Cinta dapat mendorong seseorang untuk melakukan tindakan yang nekat. Seorang mahasiswa bernama MFA (21) dari Universitas Trunojoyo Madura (UTM) rela berdandan seperti perempuan lengkap dengan kerudungnya, demi kesempatan untuk bertemu dan meminta maaf langsung kepada mantan pacarnya di indekos.
Namun, usaha MFA tidak berjalan mulus. Alih-alih menemui mantannya, dia justru menjadi sasaran kecurigaan penghuni kos lainnya, yang menganggap penampilannya mencolok. Situasi semakin buruk ketika kerumunan yang terbentuk di indekos menarik perhatian polisi yang sedang berpatroli. Akhirnya, MFA ditangkap dan dibawa ke Mapolres Bangkalan pada malam Kamis (23/10).
"Anggota kami yang sedang patroli melihat kerumunan warga, dan ternyata ada mahasiswa cosplay jadi perempuan. Langsung kami amankan untuk dimintai keterangan," ujar Kasihumas Polres Bangkalan, Ipda Agung Intama, pada Jumat (24/10).
Penangkapan MFA pun menjadi viral di media sosial, dengan banyak netizen berasumsi bahwa dia membawa senjata tajam atau minuman keras. Namun, polisi menegaskan bahwa barang yang dibawa oleh MFA hanyalah makanan ringan, sempol, yang dia rencanakan untuk diberikan kepada mantannya, IF (22) asal Jombang.
"Tidak ditemukan sajam ataupun miras. Cuma sempol, katanya mau dikasih ke mantannya," tegas Agung.

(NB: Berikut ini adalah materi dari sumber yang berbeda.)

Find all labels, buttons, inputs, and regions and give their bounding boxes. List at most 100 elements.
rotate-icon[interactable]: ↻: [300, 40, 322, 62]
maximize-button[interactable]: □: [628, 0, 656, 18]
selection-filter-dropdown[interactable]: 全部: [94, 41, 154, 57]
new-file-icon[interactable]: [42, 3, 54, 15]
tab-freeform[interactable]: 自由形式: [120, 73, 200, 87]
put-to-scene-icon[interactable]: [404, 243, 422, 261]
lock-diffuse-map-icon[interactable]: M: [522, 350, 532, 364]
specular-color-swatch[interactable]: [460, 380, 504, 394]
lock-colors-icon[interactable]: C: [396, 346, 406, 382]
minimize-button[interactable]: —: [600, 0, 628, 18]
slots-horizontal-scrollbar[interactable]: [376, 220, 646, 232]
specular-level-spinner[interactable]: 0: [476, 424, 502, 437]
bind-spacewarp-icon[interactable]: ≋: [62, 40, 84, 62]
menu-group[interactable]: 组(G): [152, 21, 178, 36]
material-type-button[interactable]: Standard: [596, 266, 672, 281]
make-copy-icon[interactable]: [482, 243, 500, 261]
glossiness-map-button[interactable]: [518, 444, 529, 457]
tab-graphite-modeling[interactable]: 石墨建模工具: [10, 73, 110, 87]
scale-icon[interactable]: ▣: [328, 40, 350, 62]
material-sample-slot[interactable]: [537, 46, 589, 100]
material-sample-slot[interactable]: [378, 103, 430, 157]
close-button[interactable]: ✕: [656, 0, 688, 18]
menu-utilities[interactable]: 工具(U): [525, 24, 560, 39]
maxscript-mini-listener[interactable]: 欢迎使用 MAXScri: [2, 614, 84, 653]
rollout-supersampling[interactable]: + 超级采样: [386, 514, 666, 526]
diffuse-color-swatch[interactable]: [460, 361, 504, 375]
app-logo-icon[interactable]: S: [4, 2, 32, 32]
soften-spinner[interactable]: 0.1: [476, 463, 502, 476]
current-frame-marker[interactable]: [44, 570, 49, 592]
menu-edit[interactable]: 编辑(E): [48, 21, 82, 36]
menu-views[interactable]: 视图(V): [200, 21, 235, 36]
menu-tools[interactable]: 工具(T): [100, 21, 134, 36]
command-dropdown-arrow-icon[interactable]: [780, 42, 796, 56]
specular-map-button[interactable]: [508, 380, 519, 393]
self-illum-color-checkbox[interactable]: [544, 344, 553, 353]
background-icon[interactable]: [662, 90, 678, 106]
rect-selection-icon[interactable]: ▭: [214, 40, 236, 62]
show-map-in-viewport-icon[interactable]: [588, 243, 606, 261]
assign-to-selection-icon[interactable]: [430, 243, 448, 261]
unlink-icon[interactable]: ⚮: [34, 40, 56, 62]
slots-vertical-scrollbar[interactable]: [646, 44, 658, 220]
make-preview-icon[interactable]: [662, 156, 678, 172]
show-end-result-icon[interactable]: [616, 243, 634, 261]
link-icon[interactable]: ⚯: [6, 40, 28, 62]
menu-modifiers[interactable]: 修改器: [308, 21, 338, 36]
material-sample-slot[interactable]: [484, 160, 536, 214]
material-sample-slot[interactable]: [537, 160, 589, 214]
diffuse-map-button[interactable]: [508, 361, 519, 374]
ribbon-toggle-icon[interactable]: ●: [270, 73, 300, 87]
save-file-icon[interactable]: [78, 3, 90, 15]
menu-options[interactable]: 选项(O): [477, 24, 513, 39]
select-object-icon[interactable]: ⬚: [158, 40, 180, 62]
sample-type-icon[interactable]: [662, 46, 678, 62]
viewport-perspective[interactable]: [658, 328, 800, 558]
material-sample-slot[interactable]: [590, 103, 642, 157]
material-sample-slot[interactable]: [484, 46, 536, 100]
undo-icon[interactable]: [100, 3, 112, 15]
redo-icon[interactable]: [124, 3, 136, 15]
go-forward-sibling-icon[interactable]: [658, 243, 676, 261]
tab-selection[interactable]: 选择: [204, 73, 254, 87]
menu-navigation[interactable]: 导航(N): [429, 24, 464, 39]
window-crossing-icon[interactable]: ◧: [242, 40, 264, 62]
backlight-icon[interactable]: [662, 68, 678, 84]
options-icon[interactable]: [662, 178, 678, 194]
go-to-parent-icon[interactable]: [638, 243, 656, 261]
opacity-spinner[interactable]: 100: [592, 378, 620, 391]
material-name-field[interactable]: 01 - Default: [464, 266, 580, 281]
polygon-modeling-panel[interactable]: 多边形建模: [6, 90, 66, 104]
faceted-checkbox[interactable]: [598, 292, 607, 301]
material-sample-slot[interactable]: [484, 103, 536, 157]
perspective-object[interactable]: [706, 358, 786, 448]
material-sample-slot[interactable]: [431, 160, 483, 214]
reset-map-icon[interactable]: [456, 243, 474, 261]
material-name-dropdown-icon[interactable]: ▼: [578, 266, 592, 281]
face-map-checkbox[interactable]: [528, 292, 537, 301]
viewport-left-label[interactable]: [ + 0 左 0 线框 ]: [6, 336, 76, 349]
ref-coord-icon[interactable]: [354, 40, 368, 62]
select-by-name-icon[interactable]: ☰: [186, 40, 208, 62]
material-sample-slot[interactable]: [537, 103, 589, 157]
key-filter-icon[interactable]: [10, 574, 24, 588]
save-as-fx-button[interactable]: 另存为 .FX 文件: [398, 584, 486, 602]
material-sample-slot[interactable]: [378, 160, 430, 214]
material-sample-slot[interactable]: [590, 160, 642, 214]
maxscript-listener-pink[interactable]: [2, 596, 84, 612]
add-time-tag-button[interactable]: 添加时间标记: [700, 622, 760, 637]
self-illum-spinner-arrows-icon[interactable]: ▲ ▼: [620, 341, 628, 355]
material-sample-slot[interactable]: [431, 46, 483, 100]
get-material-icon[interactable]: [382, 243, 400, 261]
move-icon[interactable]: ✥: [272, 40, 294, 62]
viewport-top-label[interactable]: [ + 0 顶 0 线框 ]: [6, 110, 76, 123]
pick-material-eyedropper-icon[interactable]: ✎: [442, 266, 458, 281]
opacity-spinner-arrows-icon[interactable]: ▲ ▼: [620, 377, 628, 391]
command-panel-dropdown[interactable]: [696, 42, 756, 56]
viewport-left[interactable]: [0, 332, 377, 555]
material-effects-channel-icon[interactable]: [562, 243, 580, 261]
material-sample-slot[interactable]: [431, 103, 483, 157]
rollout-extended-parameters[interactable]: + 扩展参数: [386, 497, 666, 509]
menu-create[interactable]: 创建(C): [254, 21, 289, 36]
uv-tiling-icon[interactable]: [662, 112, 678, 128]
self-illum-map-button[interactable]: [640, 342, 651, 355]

Setelah dilakukan pemeriksaan, terungkap bahwa MFA hanya ingin meminta maaf dan mengakhiri hubungan mereka dengan cara yang baik. Namun, karena indekos tersebut diperuntukkan khusus bagi perempuan, dia memilih untuk menyamar.
"Pengakuannya, mereka masih sempat komunikasi meski sudah putus," tambah Agung.
Drama ini pun menjadi tontonan menarik bagi warga setempat dan viral di kalangan mahasiswa. Akhirnya, kasus ini diselesaikan secara damai dan kekeluargaan. Di kantor polisi, MFA menandatangani surat pernyataan yang menyatakan bahwa ia tidak akan mengulangi perbuatannya, tidak akan mengganggu mantannya, dan tidak akan menyebarkan foto-foto yang berkaitan dengan hubungan mereka.